A AGONIA DO BREXIT

Assiste-se realmente a um penoso e insensato espetáculo com o desenrolar das conversações e medidas iniciais do governo britânico para pôr em marcha um processo que a maioria dos cidadãos já percebeu que não deseja. O governo, dirigido pela mediocridade de Theresa May, é incapaz de apresentar um programa realista e funcional para concretizar um erro inominável que ela própria não desejaria cometer. Lembrar-se-ão que a sua posição inicial era contra o Brexit mas, após eleições, decidiu comandar uma empreitada com a qual não havia concordado e que, agora, pretende fazer passar por inevitável. O delegado da Grã Bretanha nas reuniões com o delegado da UE  (ainda por cima francês) comporta-se como o aluno que se esqueceu de fazer o trabalho de casa e gagueja cronicamente. O francês, claro, aproveita para levar o adversário às cordas e flagelá-lo até um KO que ainda não chegou mas para o qual só falta ouvir o gong. Lá, em Inglaterra, a Theresa, nos comícios que é obrigada a fazer, vai tendo ataques de tosse que nem o comprimido do seu ministro consegue debelar. E o problema não foi a tosse, foi o vazio. O vazio de nada dizer de convincente e nada conseguir contrapor aos argumentos que sabia encherem o pavilhão.  Enfim, a coisa não vai bem e só o futuro nos dirá como e quando tudo acabará. As divisões dentro do deu próprio partido têm vindo a agravar-se. Nicky Morgan, deputada conservadora por Loughborough, declarou publicamente que : “Se o almoço de Natal com os meus familiares já era difícil, nem vos consigo dizer como têm sido difíceis as conversas e divisões de amizades dentro do meu próprio partido nos últimos 15 meses”.

Entretanto, vão sendo tomadas medidas pelo governo absolutamente inúteis, “apenas para europeu ver”. Foi o caso da abolição do crédito da linha telefónica de apoio universal.
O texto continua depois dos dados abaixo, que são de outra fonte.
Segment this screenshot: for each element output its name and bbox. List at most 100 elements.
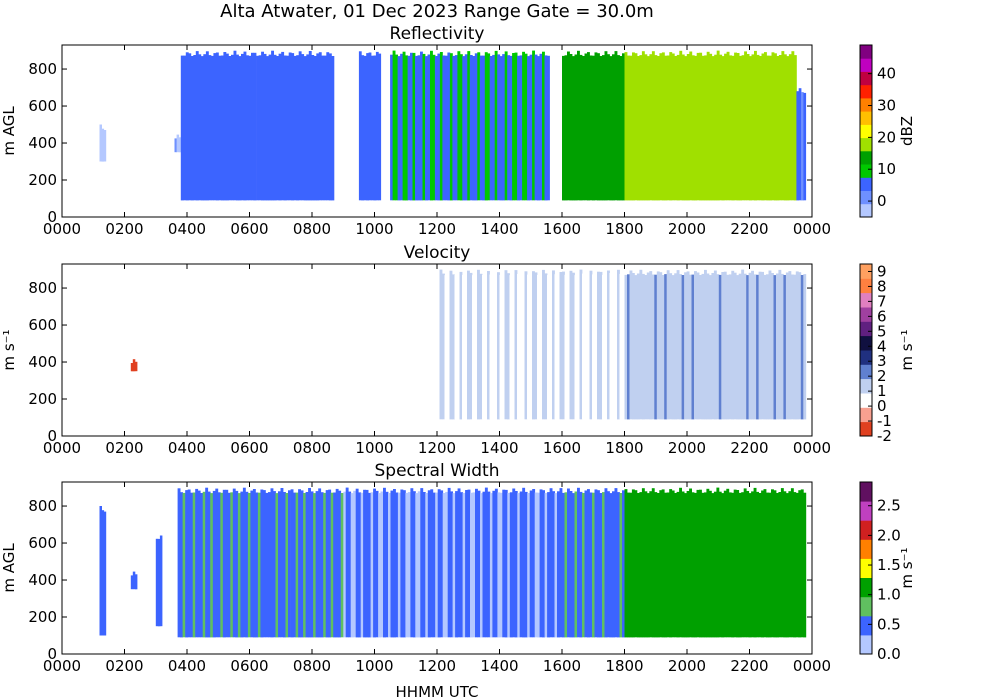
heatmap-cell [185, 52, 189, 201]
heatmap-cell [357, 270, 361, 420]
heatmap-cell [407, 492, 411, 638]
heatmap-cell [756, 491, 759, 638]
heatmap-cell [674, 56, 678, 201]
heatmap-cell [517, 493, 521, 638]
heatmap-cell [691, 492, 695, 638]
heatmap-cell [159, 317, 163, 409]
heatmap-cell [412, 52, 416, 201]
heatmap-cell [195, 51, 199, 201]
heatmap-cell [422, 270, 425, 420]
x-tick-label: 0200 [105, 657, 143, 675]
heatmap-cell [791, 51, 795, 201]
heatmap-cell [733, 489, 737, 638]
colorbar-tick-label: 8 [877, 277, 887, 295]
x-tick-label: 0400 [168, 220, 206, 238]
heatmap-cell [509, 492, 513, 638]
heatmap-cell [462, 56, 466, 201]
heatmap-cell [577, 487, 580, 638]
heatmap-cell [574, 491, 578, 638]
heatmap-cell [716, 274, 720, 420]
heatmap-cell [457, 51, 461, 201]
heatmap-cell [617, 55, 620, 201]
x-tick-label: 0800 [293, 439, 331, 457]
colorbar-tick-label: -1 [877, 412, 892, 430]
heatmap-cell [639, 269, 643, 420]
heatmap-cell [584, 53, 588, 201]
colorbar-swatch [860, 97, 872, 112]
heatmap-cell [402, 490, 406, 638]
x-tick-label: 1200 [418, 657, 456, 675]
heatmap-cell [247, 273, 251, 420]
heatmap-cell [557, 274, 560, 420]
heatmap-cell [208, 55, 212, 201]
heatmap-cell [340, 493, 344, 638]
heatmap-cell [582, 273, 585, 420]
heatmap-cell [321, 55, 325, 201]
heatmap-cell [514, 52, 518, 201]
colorbar-tick-label: 1 [877, 382, 887, 400]
heatmap-cell [379, 275, 383, 420]
heatmap-cell [544, 273, 548, 420]
x-tick-label: 0800 [293, 657, 331, 675]
heatmap-cell [594, 274, 598, 420]
colorbar-swatch [860, 615, 872, 636]
heatmap-cell [793, 274, 797, 420]
heatmap-cell [724, 53, 727, 201]
heatmap-cell [502, 489, 506, 638]
heatmap-cell [691, 55, 695, 201]
heatmap-cell [781, 51, 785, 201]
heatmap-cell [783, 275, 787, 420]
heatmap-cell [338, 490, 342, 638]
heatmap-cell [731, 55, 735, 201]
heatmap-cell [743, 488, 747, 638]
heatmap-cell [335, 488, 339, 638]
heatmap-cell [776, 56, 780, 201]
heatmap-cell [282, 270, 286, 420]
heatmap-cell [198, 270, 202, 420]
colorbar-tick-label: 5 [877, 322, 887, 340]
heatmap-cell [649, 271, 653, 420]
heatmap-cell [380, 491, 384, 638]
heatmap-cell [449, 53, 453, 201]
heatmap-cell [422, 53, 426, 201]
heatmap-cell [763, 489, 767, 638]
heatmap-cell [574, 54, 578, 201]
x-tick-label: 0000 [43, 439, 81, 457]
heatmap-cell [731, 270, 735, 420]
heatmap-cell [370, 492, 374, 638]
heatmap-cell [297, 274, 301, 420]
heatmap-cell [378, 53, 382, 201]
heatmap-cell [788, 491, 792, 638]
heatmap-cell [701, 492, 705, 638]
heatmap-cell [694, 492, 697, 638]
heatmap-cell [424, 274, 428, 420]
heatmap-cell [185, 274, 189, 420]
heatmap-cell [384, 269, 388, 420]
heatmap-cell [240, 275, 244, 420]
colorbar-swatch [860, 111, 872, 125]
heatmap-cell [587, 52, 590, 201]
colorbar-swatch [860, 482, 872, 502]
heatmap-cell [203, 54, 207, 201]
heatmap-cell [736, 53, 740, 201]
heatmap-cell [354, 272, 358, 420]
heatmap-cell [686, 54, 690, 201]
heatmap-cell [333, 492, 337, 638]
heatmap-cell [385, 491, 389, 638]
heatmap-cell [477, 490, 481, 638]
heatmap-cell [352, 275, 356, 420]
heatmap-cell [539, 53, 543, 201]
heatmap-cell [308, 488, 311, 638]
heatmap-cell [454, 55, 458, 201]
heatmap-cell [679, 50, 683, 201]
heatmap-cell [389, 275, 393, 420]
heatmap-cell [134, 361, 138, 372]
heatmap-cell [305, 492, 309, 638]
heatmap-cell [479, 55, 483, 201]
heatmap-cell [624, 489, 628, 638]
heatmap-cell [659, 53, 663, 201]
colorbar-swatch [860, 378, 872, 394]
heatmap-cell [559, 272, 563, 420]
heatmap-cell [415, 55, 418, 201]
Passará a custar aos cidadãos  até 55p por minuto uma chamada realizada de telemóvel.  Ao ser confrontada com este ponto Theresa May disse que “tinham sido introduzidas alterações e que o desempenho tinha melhorado”. Na realidade, disse NADA.

Mas já houve coisas mais graves e uma delas tem a ver com a cultura, tema sempre muito caro para os ingleses.  Ao abrigo do famigerado referendo do Brexit,  a Orquestra da Juventude da União Europeia foi obrigada a abandonar o Reino Unido, acabando por se aquartelar em Itália. Criada em 1976, esta mudança garante que os fundos oriundos da UE lhe possam continuar a ser cedidos.  O Ministro da Cultura italiano, muito rapidamente, garantiu a futura base da orquestra em Ferrara. O Diretor Musical da fundação da orquestra foi o italiano Claudio Abbado o que, nesta fase,  ajuda ao sentido da mudança. Os componentes da orquestra passarão a ter residências disponíveis a partir de 2018 e o Teatro Abbado, em Ferrara, passará a ser o seu quartel general.  Perante a inevitabilidade da questão, os co-diretores da orquestra regozijaram-se com a solução, enquanto os meios artísticos e culturais britânicos rasgaram vestes e “sangraram-se em público”.
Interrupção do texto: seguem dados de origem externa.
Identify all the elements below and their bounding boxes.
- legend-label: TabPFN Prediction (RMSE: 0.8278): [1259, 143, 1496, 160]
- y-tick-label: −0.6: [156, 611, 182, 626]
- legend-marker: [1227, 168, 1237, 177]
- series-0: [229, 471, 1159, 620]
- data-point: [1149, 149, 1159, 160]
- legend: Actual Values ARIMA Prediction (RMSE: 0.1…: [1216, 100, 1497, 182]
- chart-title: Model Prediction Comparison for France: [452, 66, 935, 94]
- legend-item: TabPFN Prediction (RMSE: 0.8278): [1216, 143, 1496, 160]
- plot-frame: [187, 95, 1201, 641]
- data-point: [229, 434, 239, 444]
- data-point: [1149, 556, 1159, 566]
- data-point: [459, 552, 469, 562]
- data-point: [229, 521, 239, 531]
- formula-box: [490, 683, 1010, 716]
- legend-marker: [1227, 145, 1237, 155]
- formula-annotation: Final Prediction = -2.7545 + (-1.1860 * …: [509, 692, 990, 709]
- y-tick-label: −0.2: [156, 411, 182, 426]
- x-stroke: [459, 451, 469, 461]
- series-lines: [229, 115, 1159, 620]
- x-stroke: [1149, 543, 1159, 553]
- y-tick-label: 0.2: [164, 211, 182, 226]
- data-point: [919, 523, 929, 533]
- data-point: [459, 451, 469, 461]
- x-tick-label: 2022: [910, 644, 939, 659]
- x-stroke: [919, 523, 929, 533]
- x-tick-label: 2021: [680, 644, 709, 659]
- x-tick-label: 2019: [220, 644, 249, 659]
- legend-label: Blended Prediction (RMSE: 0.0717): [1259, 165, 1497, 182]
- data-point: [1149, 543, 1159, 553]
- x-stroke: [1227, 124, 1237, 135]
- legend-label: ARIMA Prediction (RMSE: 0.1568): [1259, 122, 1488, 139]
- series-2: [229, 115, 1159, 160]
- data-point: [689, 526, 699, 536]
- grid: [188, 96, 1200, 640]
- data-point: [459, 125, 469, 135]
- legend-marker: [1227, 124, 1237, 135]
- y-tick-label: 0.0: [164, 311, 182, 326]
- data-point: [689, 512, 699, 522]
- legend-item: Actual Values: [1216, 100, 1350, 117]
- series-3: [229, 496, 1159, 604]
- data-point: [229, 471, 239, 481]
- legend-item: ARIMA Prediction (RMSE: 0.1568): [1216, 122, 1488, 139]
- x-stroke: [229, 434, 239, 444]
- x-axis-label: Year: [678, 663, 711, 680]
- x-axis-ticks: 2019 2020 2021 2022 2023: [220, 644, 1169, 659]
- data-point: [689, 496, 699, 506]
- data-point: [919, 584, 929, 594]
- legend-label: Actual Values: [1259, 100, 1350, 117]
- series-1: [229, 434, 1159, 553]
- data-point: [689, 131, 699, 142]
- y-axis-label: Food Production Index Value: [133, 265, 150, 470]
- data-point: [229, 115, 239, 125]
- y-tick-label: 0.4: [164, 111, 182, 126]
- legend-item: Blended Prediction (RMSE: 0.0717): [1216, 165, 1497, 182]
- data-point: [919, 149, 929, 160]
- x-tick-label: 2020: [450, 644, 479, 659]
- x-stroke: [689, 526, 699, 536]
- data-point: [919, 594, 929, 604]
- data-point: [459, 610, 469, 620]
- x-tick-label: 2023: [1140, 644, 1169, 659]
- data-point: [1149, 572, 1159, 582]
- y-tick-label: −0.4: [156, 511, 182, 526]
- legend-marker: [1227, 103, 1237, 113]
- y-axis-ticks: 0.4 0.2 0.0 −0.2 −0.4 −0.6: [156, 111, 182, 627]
A orquestra acolhe cerca de 120 músicos todos os anos, com idades entre os 17 e os 24 anos e, presentemente. tem 13 componentes do Reino Unido. Este caso poderá ser extrapolado para muitas orquestras com sedes no Reino Unido porque muitos dos seus membros são originários de diferentes países da UE.  Também a Orquestra Barroca da União Europeia já tinha mudado de Oxfordshire para Antuérpia, por razões idênticas.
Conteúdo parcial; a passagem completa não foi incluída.